Самое ужасное, что я сам не понимал, отчего со мной такое происходит. Никто не удосужился разобраться в моем поведении. Только спустя много лет мне подсказали, что у меня функциональное расстройство на уровне речевой организации. Я мог понять все, что мне говорит учитель — пока он говорил, — однако как только мне требовалось повторить сказанное, меня словно заклинивало и я нес полную околесицу.

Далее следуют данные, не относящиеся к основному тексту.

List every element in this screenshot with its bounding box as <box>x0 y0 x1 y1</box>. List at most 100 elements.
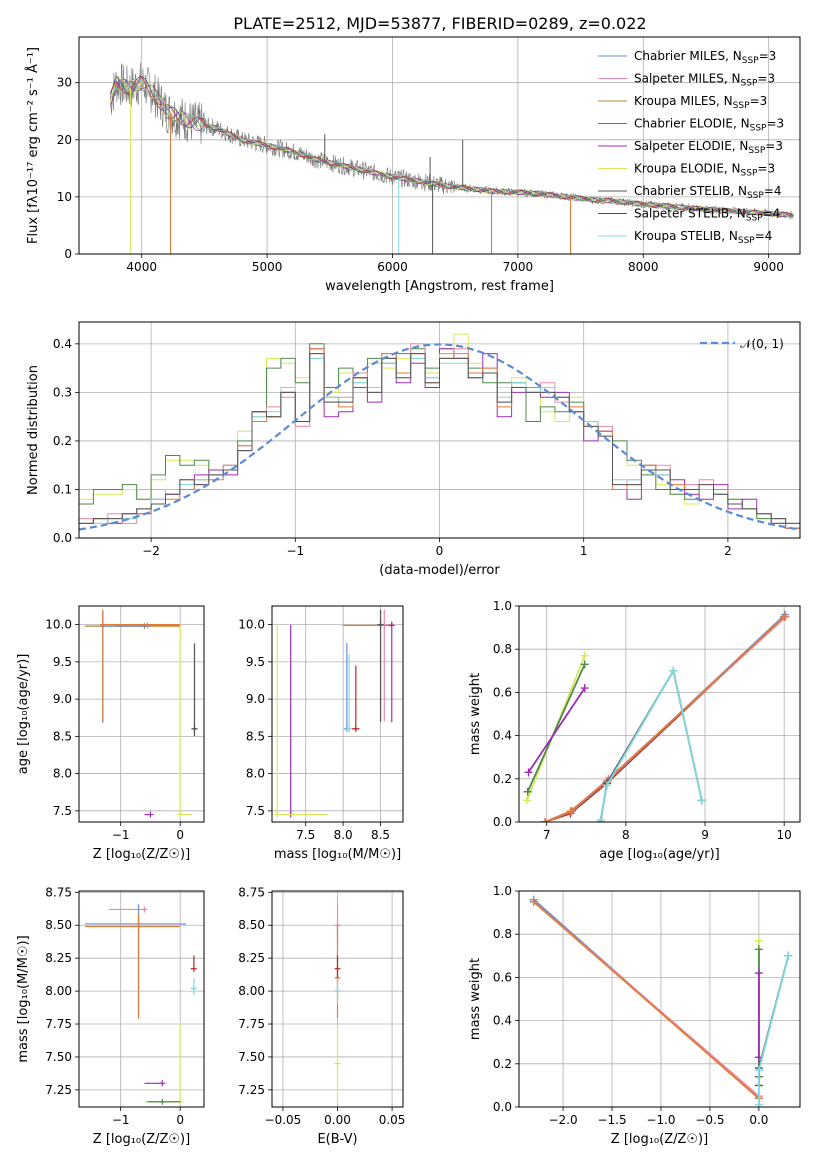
z-age-xtick-label: −1 <box>112 828 130 842</box>
spectrum-xtick-label: 6000 <box>377 260 408 274</box>
z-mass-ytick-label: 8.50 <box>45 918 72 932</box>
residuals-ytick-label: 0.3 <box>53 385 72 399</box>
z-weight-ytick-label: 0.2 <box>493 1057 512 1071</box>
z-mass-ylabel: mass [log₁₀(M/M☉)] <box>16 935 31 1062</box>
z-age-axes <box>75 606 204 826</box>
mass-age-frame <box>271 605 404 823</box>
ebv-mass-point <box>334 988 341 995</box>
z-weight-xtick-label: 0.0 <box>749 1113 768 1127</box>
z-weight-xlabel: Z [log₁₀(Z/Z☉)] <box>611 1132 708 1147</box>
z-weight-ytick-label: 0.6 <box>493 970 512 984</box>
z-age-point <box>147 811 154 818</box>
mass-age-ytick-label: 8.5 <box>246 729 265 743</box>
spectrum-xtick-label: 8000 <box>628 260 659 274</box>
z-mass-frame <box>78 890 205 1108</box>
mass-age-xlabel: mass [log₁₀(M/M☉)] <box>274 847 401 862</box>
ebv-mass-ytick-label: 7.75 <box>238 1017 265 1031</box>
age-weight-point <box>522 796 531 805</box>
residuals-ytick-label: 0.1 <box>53 482 72 496</box>
ebv-mass-point <box>334 965 341 972</box>
mass-age-point <box>346 725 353 732</box>
figure-title: PLATE=2512, MJD=53877, FIBERID=0289, z=0… <box>233 14 646 33</box>
z-age-point <box>99 621 106 628</box>
spectrum-plot-area <box>109 62 794 254</box>
residuals-axes <box>75 322 800 542</box>
age-weight-ytick-label: 0.4 <box>493 729 512 743</box>
residuals-xtick-label: −2 <box>142 544 160 558</box>
age-weight-series-line <box>544 613 786 822</box>
ebv-mass-ytick-label: 8.75 <box>238 885 265 899</box>
ebv-mass-ytick-label: 8.25 <box>238 951 265 965</box>
z-mass-ytick-label: 7.50 <box>45 1050 72 1064</box>
z-weight-axes <box>515 890 800 1111</box>
z-weight-ytick-label: 0.8 <box>493 927 512 941</box>
z-mass-xtick-label: −1 <box>112 1113 130 1127</box>
age-weight-ytick-label: 1.0 <box>493 599 512 613</box>
z-age-ytick-label: 9.5 <box>53 655 72 669</box>
ebv-mass-xtick-label: 0.00 <box>324 1113 351 1127</box>
z-mass-ytick-label: 8.00 <box>45 984 72 998</box>
normal-curve <box>79 343 800 531</box>
z-age-point <box>191 725 198 732</box>
age-weight-series-line <box>544 616 785 822</box>
z-weight-point <box>754 969 763 978</box>
mass-age-plot-area <box>274 609 395 818</box>
z-age-ytick-label: 9.0 <box>53 692 72 706</box>
spectrum-legend-label: Salpeter STELIB, NSSP=4 <box>634 207 780 224</box>
spectrum-legend-label: Kroupa ELODIE, NSSP=3 <box>634 162 775 179</box>
age-weight-xlabel: age [log₁₀(age/yr)] <box>599 847 720 862</box>
ebv-mass-ytick-label: 8.50 <box>238 918 265 932</box>
age-weight-xtick-label: 9 <box>701 828 709 842</box>
z-age-ytick-label: 10.0 <box>45 618 72 632</box>
z-age-plot-area <box>84 609 198 818</box>
age-weight-point <box>580 660 589 669</box>
spectrum-ylabel: Flux [fλ10⁻¹⁷ erg cm⁻² s⁻¹ Å⁻¹] <box>25 47 41 244</box>
z-mass-xlabel: Z [log₁₀(Z/Z☉)] <box>93 1132 190 1147</box>
spectrum-xtick-label: 7000 <box>503 260 534 274</box>
ebv-mass-ytick-label: 7.25 <box>238 1083 265 1097</box>
residuals-xlabel: (data-model)/error <box>379 563 500 578</box>
ebv-mass-ytick-label: 7.50 <box>238 1050 265 1064</box>
z-weight-point <box>784 951 793 960</box>
spectrum-frame <box>78 36 801 255</box>
z-mass-plot-area <box>84 904 197 1105</box>
age-weight-point <box>596 815 605 822</box>
z-weight-xtick-label: −1.0 <box>646 1113 675 1127</box>
spectrum-ytick-label: 20 <box>57 133 72 147</box>
z-mass-xtick-label: 0 <box>176 1113 184 1127</box>
age-weight-ytick-label: 0.0 <box>493 815 512 829</box>
spectrum-xtick-label: 9000 <box>753 260 784 274</box>
mass-age-point <box>352 725 359 732</box>
residuals-xtick-label: 2 <box>724 544 732 558</box>
residuals-legend-label: 𝒩(0, 1) <box>740 337 784 351</box>
age-weight-series-line <box>526 663 586 793</box>
age-weight-point <box>523 787 532 796</box>
age-weight-frame <box>518 605 801 823</box>
mass-age-ytick-label: 8.0 <box>246 767 265 781</box>
spectrum-ytick-label: 30 <box>57 76 72 90</box>
z-mass-ytick-label: 7.25 <box>45 1083 72 1097</box>
spectrum-legend-label: Salpeter ELODIE, NSSP=3 <box>634 139 783 156</box>
mass-age-point <box>388 622 395 629</box>
mass-age-axes <box>268 606 403 826</box>
z-weight-point <box>529 897 538 906</box>
age-weight-ylabel: mass weight <box>468 673 483 755</box>
z-age-ytick-label: 7.5 <box>53 804 72 818</box>
spectrum-xlabel: wavelength [Angstrom, rest frame] <box>325 279 554 294</box>
age-weight-point <box>602 781 611 790</box>
spectrum-legend-label: Kroupa MILES, NSSP=3 <box>634 94 767 111</box>
residuals-xtick-label: −1 <box>286 544 304 558</box>
z-age-xlabel: Z [log₁₀(Z/Z☉)] <box>93 847 190 862</box>
mass-age-ytick-label: 7.5 <box>246 804 265 818</box>
age-weight-xtick-label: 7 <box>543 828 551 842</box>
age-weight-point <box>580 684 589 693</box>
z-weight-xtick-label: −0.5 <box>695 1113 724 1127</box>
z-weight-ytick-label: 1.0 <box>493 884 512 898</box>
z-age-point <box>144 622 151 629</box>
spectrum-legend-label: Salpeter MILES, NSSP=3 <box>634 72 775 89</box>
age-weight-xtick-label: 10 <box>777 828 792 842</box>
z-weight-xtick-label: −2.0 <box>548 1113 577 1127</box>
age-weight-point <box>780 612 789 621</box>
spectrum-legend-label: Chabrier MILES, NSSP=3 <box>634 49 776 66</box>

По отношению же к миссис Кимбол я был не скрыто агрессивен. Сказать честно: я был открыто агрессивен.
Я не ругался и не делал того, что делают другие ребята с татуировками.
Я просто сидел и ничего не делал, зная, что это больше всего выводит ее из себя. Я жевал колпачок ручки, и моя ненависть к миссис Кимбол была настолько сильной, что ее озлобленный вид доставлял мне удовольствие. Я мог бы напрячься и выполнить свое задание, но во мне уже сидело непонятное упрямство. Кимбол выглядела как пародия на учительницу. На ней были какие-то шлепанцы позапрошлого века. Наверное, ей надо было прятать шрамы на руках, потому что и в самую жаркую погоду она укутывалась с головы до ног. Одежду ее я не смог бы описать — она была просто смешной. Даже если в классе стояла жара, на ней неизменно были гольф, юбка или брюки в клетку. Приходя домой, я первым делом залезал в мамин ноутбук и стирал все послания от миссис Кимбол: «Мистер Молинари не мог сказать, спит Гейб или нет на сегодняшнем занятии. Чтение одного параграфа ему удалось закончить за пять секунд до звонка…» Моим любимым посланием было следующее: «Так как весной ученикам предстоит сдавать важные тесты для поступления в колледж, вам потребуется справка от психиатра, чтобы Гейбу могли дать дополнительное время на выполнение задания. Очевидно, вам нужно также сделать копии отчетов преподавателей, которые работали с ним по индивидуальному плану все предыдущие годы…»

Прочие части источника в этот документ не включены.